If you follow Jason NT7S’ blog, you’ll be well aware that he has been developing a QRP CW transceiver with low receive current drain that looks like it would make a good trail-friendly radio. He has just publicly announced that his open-source amateur radio company will be called etherkit:
Sorry for lifting your logo Jason. I know that strictly speaking it’s a breach of copyright, but I’ve linked it to your new site, so hopefully it qualifies as “fair use”!
The first kit offered will be the CC-40, and lifted from this blog post on Jason’s site, here are initial specs. They may have changed somewhat since he posted these, but it gives you an idea of what will be on offer:
- RX current draw is now around 30 mA, but I’d like to squeeze it down further if I can
- TX is Class E, so TX current draw should be pretty good as well
- Nominal TX output power is 2 W
- MDS should be around -130 dBm (500 Hz BW)

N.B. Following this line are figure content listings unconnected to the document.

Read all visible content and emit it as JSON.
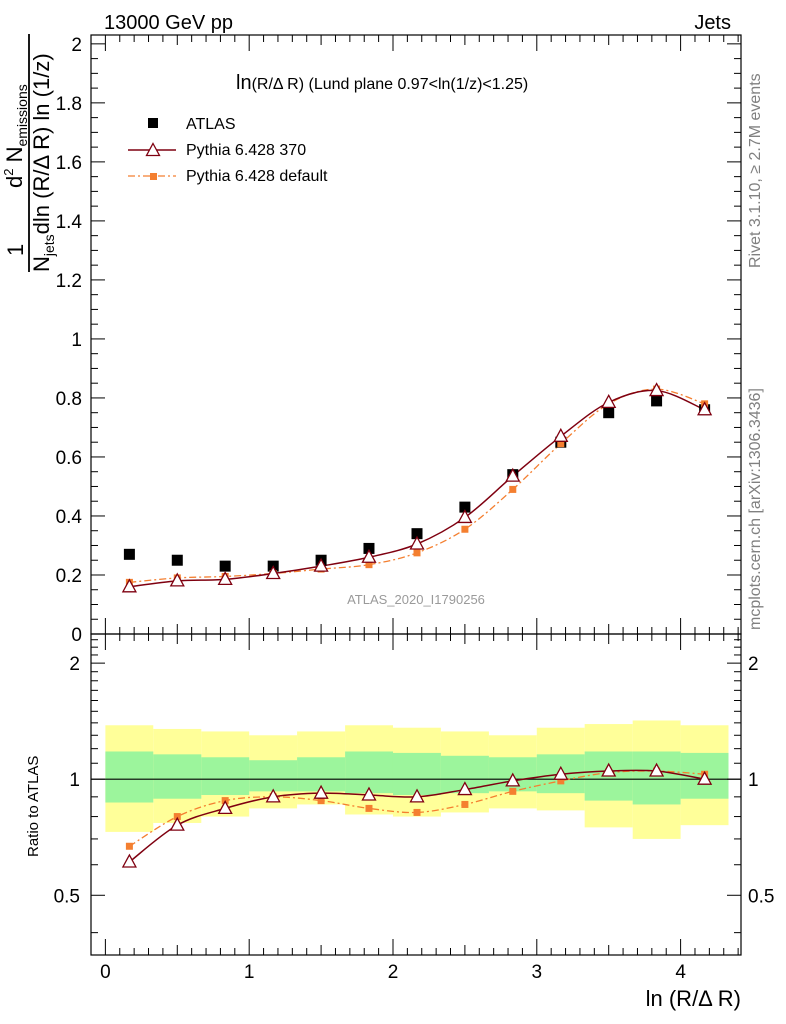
{
  "header": {
    "left": "13000 GeV pp",
    "right": "Jets"
  },
  "side_labels": {
    "rivet": "Rivet 3.1.10, ≥ 2.7M events",
    "mcplots": "mcplots.cern.ch [arXiv:1306.3436]"
  },
  "watermark": "ATLAS_2020_I1790256",
  "colors": {
    "atlas": "#000000",
    "pythia370": "#7f0010",
    "pythia_default": "#f47f30",
    "band_green": "#9cf59c",
    "band_yellow": "#ffff99"
  },
  "chart_data": [
    {
      "type": "scatter",
      "title": "ln(R/Δ R) (Lund plane 0.97<ln(1/z)<1.25)",
      "title_main": "ln",
      "title_sub": "(R/Δ R)",
      "title_rest": "(Lund plane 0.97<ln(1/z)<1.25)",
      "ylabel": {
        "one": "1",
        "d2": "d",
        "two": "2",
        "N": "N",
        "emissions": "emissions",
        "den_N": "N",
        "jets": "jets",
        "rest": "dln (R/Δ R) ln (1/z)"
      },
      "xlim": [
        -0.1,
        4.42
      ],
      "ylim": [
        0,
        2.03
      ],
      "yticks": [
        0,
        0.2,
        0.4,
        0.6,
        0.8,
        1,
        1.2,
        1.4,
        1.6,
        1.8,
        2
      ],
      "ytick_labels": [
        "0",
        "0.2",
        "0.4",
        "0.6",
        "0.8",
        "1",
        "1.2",
        "1.4",
        "1.6",
        "1.8",
        "2"
      ],
      "x": [
        0.167,
        0.5,
        0.833,
        1.167,
        1.5,
        1.833,
        2.167,
        2.5,
        2.833,
        3.167,
        3.5,
        3.833,
        4.167
      ],
      "series": [
        {
          "name": "ATLAS",
          "marker": "square",
          "values": [
            0.27,
            0.25,
            0.23,
            0.23,
            0.25,
            0.29,
            0.34,
            0.43,
            0.54,
            0.65,
            0.75,
            0.79,
            0.76
          ]
        },
        {
          "name": "Pythia 6.428 370",
          "marker": "triangle",
          "line": "solid",
          "values": [
            0.16,
            0.18,
            0.185,
            0.205,
            0.23,
            0.26,
            0.305,
            0.395,
            0.535,
            0.67,
            0.785,
            0.825,
            0.76
          ]
        },
        {
          "name": "Pythia 6.428 default",
          "marker": "small-square",
          "line": "dashdot",
          "values": [
            0.175,
            0.19,
            0.195,
            0.205,
            0.22,
            0.235,
            0.275,
            0.355,
            0.49,
            0.645,
            0.78,
            0.83,
            0.78
          ]
        }
      ]
    },
    {
      "type": "scatter",
      "ylabel": "Ratio to ATLAS",
      "xlabel": "ln (R/Δ R)",
      "xlim": [
        -0.1,
        4.42
      ],
      "ylim": [
        0.35,
        2.38
      ],
      "yscale": "log",
      "xticks": [
        0,
        1,
        2,
        3,
        4
      ],
      "xtick_labels": [
        "0",
        "1",
        "2",
        "3",
        "4"
      ],
      "yticks": [
        0.5,
        1,
        2
      ],
      "ytick_labels": [
        "0.5",
        "1",
        "2"
      ],
      "bin_edges": [
        0,
        0.333,
        0.667,
        1.0,
        1.333,
        1.667,
        2.0,
        2.333,
        2.667,
        3.0,
        3.333,
        3.667,
        4.0,
        4.333
      ],
      "band_yellow": [
        [
          0.73,
          1.38
        ],
        [
          0.77,
          1.35
        ],
        [
          0.8,
          1.33
        ],
        [
          0.84,
          1.3
        ],
        [
          0.86,
          1.33
        ],
        [
          0.81,
          1.38
        ],
        [
          0.8,
          1.36
        ],
        [
          0.82,
          1.33
        ],
        [
          0.84,
          1.3
        ],
        [
          0.83,
          1.36
        ],
        [
          0.75,
          1.39
        ],
        [
          0.7,
          1.42
        ],
        [
          0.76,
          1.38
        ]
      ],
      "band_green": [
        [
          0.87,
          1.18
        ],
        [
          0.89,
          1.16
        ],
        [
          0.91,
          1.14
        ],
        [
          0.93,
          1.12
        ],
        [
          0.93,
          1.14
        ],
        [
          0.92,
          1.18
        ],
        [
          0.91,
          1.17
        ],
        [
          0.92,
          1.15
        ],
        [
          0.93,
          1.14
        ],
        [
          0.92,
          1.16
        ],
        [
          0.88,
          1.18
        ],
        [
          0.86,
          1.18
        ],
        [
          0.89,
          1.17
        ]
      ],
      "series": [
        {
          "name": "Pythia 6.428 370",
          "marker": "triangle",
          "line": "solid",
          "values": [
            0.61,
            0.76,
            0.84,
            0.9,
            0.92,
            0.91,
            0.9,
            0.94,
            0.99,
            1.03,
            1.05,
            1.05,
            1.0
          ]
        },
        {
          "name": "Pythia 6.428 default",
          "marker": "small-square",
          "line": "dashdot",
          "values": [
            0.67,
            0.8,
            0.88,
            0.9,
            0.88,
            0.84,
            0.82,
            0.86,
            0.93,
            0.99,
            1.04,
            1.05,
            1.03
          ]
        }
      ]
    }
  ]
}
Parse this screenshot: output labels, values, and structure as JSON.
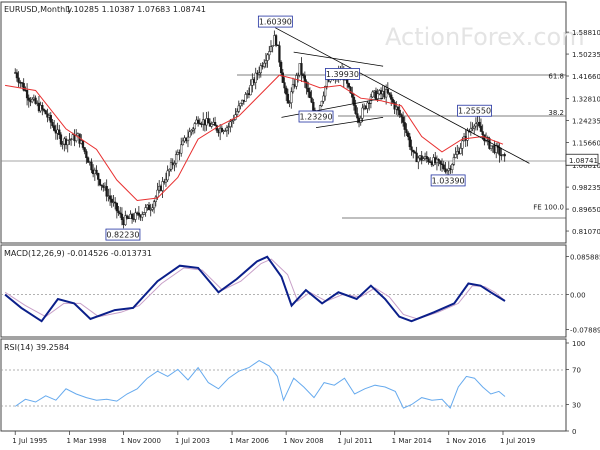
{
  "header": {
    "symbol_label": "EURUSD,Monthly",
    "ohlc": "1.10285 1.10387 1.07683 1.08741"
  },
  "watermark": "ActionForex.com",
  "chart_data": [
    {
      "type": "candlestick",
      "title": "EURUSD,Monthly",
      "ylim": [
        0.7757,
        1.6941
      ],
      "y_ticks": [
        "1.58810",
        "1.50235",
        "1.41660",
        "1.32810",
        "1.24235",
        "1.15660",
        "1.06810",
        "0.98235",
        "0.89650",
        "0.81070"
      ],
      "last_price_label": "1.08741",
      "price_path": [
        [
          1995.5,
          1.43
        ],
        [
          1996.2,
          1.33
        ],
        [
          1997.0,
          1.27
        ],
        [
          1997.8,
          1.16
        ],
        [
          1998.6,
          1.18
        ],
        [
          1999.2,
          1.07
        ],
        [
          2000.0,
          0.96
        ],
        [
          2000.8,
          0.85
        ],
        [
          2001.5,
          0.87
        ],
        [
          2002.2,
          0.91
        ],
        [
          2002.9,
          1.02
        ],
        [
          2003.6,
          1.13
        ],
        [
          2004.5,
          1.25
        ],
        [
          2005.5,
          1.21
        ],
        [
          2006.0,
          1.22
        ],
        [
          2007.0,
          1.36
        ],
        [
          2008.3,
          1.57
        ],
        [
          2008.9,
          1.3
        ],
        [
          2009.5,
          1.45
        ],
        [
          2010.3,
          1.25
        ],
        [
          2010.8,
          1.39
        ],
        [
          2011.6,
          1.43
        ],
        [
          2012.4,
          1.25
        ],
        [
          2013.0,
          1.34
        ],
        [
          2013.8,
          1.35
        ],
        [
          2014.6,
          1.24
        ],
        [
          2015.1,
          1.1
        ],
        [
          2015.9,
          1.09
        ],
        [
          2016.8,
          1.05
        ],
        [
          2017.6,
          1.17
        ],
        [
          2018.1,
          1.24
        ],
        [
          2018.8,
          1.15
        ],
        [
          2019.3,
          1.12
        ],
        [
          2019.6,
          1.087
        ]
      ],
      "moving_average": [
        [
          1995.0,
          1.38
        ],
        [
          1996.5,
          1.36
        ],
        [
          1998.0,
          1.21
        ],
        [
          1999.5,
          1.13
        ],
        [
          2000.5,
          1.01
        ],
        [
          2001.5,
          0.93
        ],
        [
          2002.5,
          0.94
        ],
        [
          2003.5,
          1.02
        ],
        [
          2004.5,
          1.17
        ],
        [
          2005.5,
          1.22
        ],
        [
          2006.5,
          1.26
        ],
        [
          2007.5,
          1.34
        ],
        [
          2008.5,
          1.42
        ],
        [
          2009.5,
          1.4
        ],
        [
          2010.5,
          1.37
        ],
        [
          2011.5,
          1.38
        ],
        [
          2012.5,
          1.33
        ],
        [
          2013.5,
          1.32
        ],
        [
          2014.5,
          1.3
        ],
        [
          2015.5,
          1.18
        ],
        [
          2016.5,
          1.12
        ],
        [
          2017.5,
          1.17
        ],
        [
          2018.5,
          1.18
        ],
        [
          2019.5,
          1.15
        ]
      ],
      "price_labels": [
        {
          "text": "1.60390",
          "x": 2008.3,
          "y": 1.6039
        },
        {
          "text": "1.39930",
          "x": 2011.6,
          "y": 1.3993
        },
        {
          "text": "1.23290",
          "x": 2010.3,
          "y": 1.2329
        },
        {
          "text": "1.25550",
          "x": 2018.1,
          "y": 1.2555
        },
        {
          "text": "1.03390",
          "x": 2016.8,
          "y": 1.0339
        },
        {
          "text": "0.82230",
          "x": 2000.8,
          "y": 0.8223
        }
      ],
      "level_labels": [
        {
          "text": "61.8",
          "y": 1.3993
        },
        {
          "text": "38.2",
          "y": 1.2555
        },
        {
          "text": "FE 100.0",
          "y": 0.8875
        }
      ],
      "trend_lines": [
        {
          "from": [
            2008.3,
            1.605
          ],
          "to": [
            2020.8,
            1.075
          ]
        },
        {
          "from": [
            2009.2,
            1.51
          ],
          "to": [
            2013.6,
            1.455
          ]
        },
        {
          "from": [
            2008.6,
            1.255
          ],
          "to": [
            2013.6,
            1.33
          ]
        },
        {
          "from": [
            2010.3,
            1.215
          ],
          "to": [
            2013.6,
            1.255
          ]
        }
      ]
    },
    {
      "type": "line",
      "title": "MACD(12,26,9) -0.014526 -0.013731",
      "ylim": [
        -0.0889,
        0.0959
      ],
      "y_ticks": [
        "0.085885",
        "0.00",
        "-0.078894"
      ],
      "series": [
        {
          "values": [
            [
              1995.0,
              0.0
            ],
            [
              1995.8,
              -0.03
            ],
            [
              1996.8,
              -0.06
            ],
            [
              1997.6,
              -0.01
            ],
            [
              1998.4,
              -0.02
            ],
            [
              1999.2,
              -0.055
            ],
            [
              2000.4,
              -0.035
            ],
            [
              2001.3,
              -0.03
            ],
            [
              2002.5,
              0.03
            ],
            [
              2003.6,
              0.065
            ],
            [
              2004.5,
              0.06
            ],
            [
              2005.5,
              0.005
            ],
            [
              2006.4,
              0.035
            ],
            [
              2007.4,
              0.075
            ],
            [
              2007.9,
              0.085
            ],
            [
              2008.6,
              0.04
            ],
            [
              2009.1,
              -0.025
            ],
            [
              2009.8,
              0.01
            ],
            [
              2010.6,
              -0.02
            ],
            [
              2011.4,
              0.005
            ],
            [
              2012.3,
              -0.01
            ],
            [
              2013.0,
              0.02
            ],
            [
              2013.7,
              -0.01
            ],
            [
              2014.4,
              -0.05
            ],
            [
              2015.0,
              -0.06
            ],
            [
              2016.1,
              -0.04
            ],
            [
              2017.1,
              -0.02
            ],
            [
              2017.8,
              0.025
            ],
            [
              2018.4,
              0.02
            ],
            [
              2018.9,
              0.005
            ],
            [
              2019.6,
              -0.0145
            ]
          ]
        },
        {
          "values": [
            [
              1995.0,
              0.005
            ],
            [
              1996.0,
              -0.025
            ],
            [
              1997.0,
              -0.05
            ],
            [
              1997.9,
              -0.02
            ],
            [
              1998.7,
              -0.02
            ],
            [
              1999.6,
              -0.05
            ],
            [
              2000.7,
              -0.04
            ],
            [
              2001.6,
              -0.025
            ],
            [
              2002.7,
              0.025
            ],
            [
              2003.8,
              0.06
            ],
            [
              2004.7,
              0.055
            ],
            [
              2005.7,
              0.01
            ],
            [
              2006.6,
              0.03
            ],
            [
              2007.6,
              0.07
            ],
            [
              2008.1,
              0.08
            ],
            [
              2008.9,
              0.045
            ],
            [
              2009.4,
              -0.015
            ],
            [
              2010.0,
              0.005
            ],
            [
              2010.8,
              -0.015
            ],
            [
              2011.6,
              0.0
            ],
            [
              2012.5,
              -0.005
            ],
            [
              2013.2,
              0.015
            ],
            [
              2013.9,
              -0.005
            ],
            [
              2014.6,
              -0.045
            ],
            [
              2015.3,
              -0.055
            ],
            [
              2016.3,
              -0.04
            ],
            [
              2017.3,
              -0.02
            ],
            [
              2018.0,
              0.02
            ],
            [
              2018.6,
              0.018
            ],
            [
              2019.1,
              0.005
            ],
            [
              2019.6,
              -0.0137
            ]
          ]
        }
      ]
    },
    {
      "type": "line",
      "title": "RSI(14) 39.2584",
      "ylim": [
        0,
        100
      ],
      "y_ticks": [
        "100",
        "70",
        "30",
        "0"
      ],
      "series": [
        {
          "values": [
            [
              1995.5,
              28
            ],
            [
              1996.0,
              36
            ],
            [
              1996.5,
              33
            ],
            [
              1997.0,
              40
            ],
            [
              1997.5,
              35
            ],
            [
              1998.0,
              48
            ],
            [
              1998.5,
              42
            ],
            [
              1999.0,
              38
            ],
            [
              1999.5,
              35
            ],
            [
              2000.0,
              36
            ],
            [
              2000.5,
              34
            ],
            [
              2001.0,
              42
            ],
            [
              2001.5,
              48
            ],
            [
              2002.0,
              60
            ],
            [
              2002.5,
              68
            ],
            [
              2003.0,
              62
            ],
            [
              2003.5,
              70
            ],
            [
              2004.0,
              58
            ],
            [
              2004.5,
              72
            ],
            [
              2005.0,
              55
            ],
            [
              2005.5,
              48
            ],
            [
              2006.0,
              60
            ],
            [
              2006.5,
              68
            ],
            [
              2007.0,
              72
            ],
            [
              2007.5,
              80
            ],
            [
              2008.0,
              74
            ],
            [
              2008.4,
              62
            ],
            [
              2008.7,
              35
            ],
            [
              2009.2,
              60
            ],
            [
              2009.7,
              50
            ],
            [
              2010.2,
              38
            ],
            [
              2010.7,
              55
            ],
            [
              2011.2,
              52
            ],
            [
              2011.7,
              60
            ],
            [
              2012.2,
              42
            ],
            [
              2012.7,
              48
            ],
            [
              2013.2,
              52
            ],
            [
              2013.7,
              50
            ],
            [
              2014.2,
              45
            ],
            [
              2014.6,
              26
            ],
            [
              2015.0,
              30
            ],
            [
              2015.5,
              38
            ],
            [
              2016.0,
              35
            ],
            [
              2016.5,
              36
            ],
            [
              2016.9,
              26
            ],
            [
              2017.3,
              50
            ],
            [
              2017.7,
              62
            ],
            [
              2018.1,
              60
            ],
            [
              2018.5,
              50
            ],
            [
              2018.9,
              42
            ],
            [
              2019.3,
              45
            ],
            [
              2019.6,
              39.2584
            ]
          ]
        }
      ]
    }
  ],
  "x_axis": {
    "ticks": [
      {
        "label": "1 Jul 1995",
        "x": 1995.5
      },
      {
        "label": "1 Mar 1998",
        "x": 1998.17
      },
      {
        "label": "1 Nov 2000",
        "x": 2000.83
      },
      {
        "label": "1 Jul 2003",
        "x": 2003.5
      },
      {
        "label": "1 Mar 2006",
        "x": 2006.17
      },
      {
        "label": "1 Nov 2008",
        "x": 2008.83
      },
      {
        "label": "1 Jul 2011",
        "x": 2011.5
      },
      {
        "label": "1 Mar 2014",
        "x": 2014.17
      },
      {
        "label": "1 Nov 2016",
        "x": 2016.83
      },
      {
        "label": "1 Jul 2019",
        "x": 2019.5
      }
    ]
  },
  "colors": {
    "candles": "#1a1a1a",
    "moving_average": "#e83030",
    "macd": "#0b1f8a",
    "macd_signal": "#c8a0c8",
    "rsi": "#66aaee",
    "trendline": "#000000",
    "gridline": "#888888",
    "label_border": "#2030a0"
  }
}
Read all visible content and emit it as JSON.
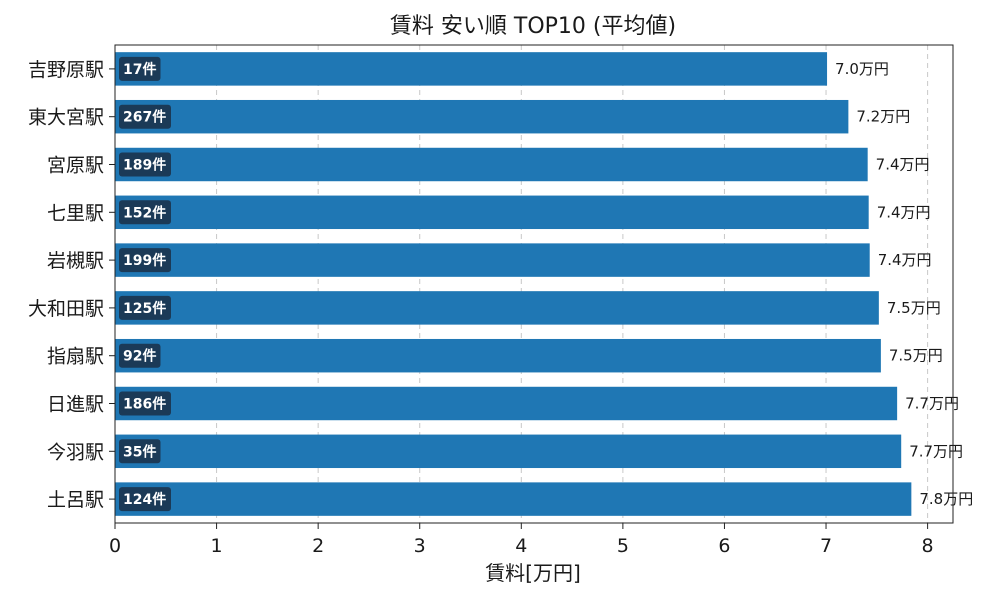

- VFO tuning range approximately 40-50 kHz
- VFO stability is very good (~2 MHz VFO frequency)
- ATmega88 microcontroller for built-in keyer, mute, frequency counter, battery status, etc.
- Other planned bands are 80 m, 30 m, and 20 m. Would like to tweak design for upper bands as well for a future date
You can glean some more info from the various posts on Jason’s blog here.
I think the part that interests me is the low current draw on receive. I already have visions of running my own 40m station with a CC-40 powered entirely by a small solar panel.
Fingers crossed that the beta testing goes well and we’ll be able to buy the CC-40 soon!
3 thoughts on “Etherkit – A New Kit Company”
Thanks for the plug, Dave! I have no problem at all with fair use of the company assets. Specs haven’t changed too much at this point, although the microcontroller has be upgraded to an ATmega168. Costs just a few cents more for twice the flash prog mem. Right now the firmware takes less than 20% of the flash, so there will be plenty of room for others to experiment.
Beta testing will be going soon, so keep your eyes on the website in the next few months for kit availability!
I forgot to mention one other thing which you might like. I put the PWM-generated sinewave sidetone back in. The microcontroller is now running at 16 MHz, which consumes a lot of current, but I put the uC in sleep mode after every 1 ms interrupt handler loop, so the average current consumption is much better than running it full-bore all of the time. The sine wave is a lot more pleasing than the square wave. 🙂
Jason – I cannot tell you how happy that makes me. The quality of the side-tone makes a big difference to my operating satisfaction, and that in turn influences how much I operate using a particular radio.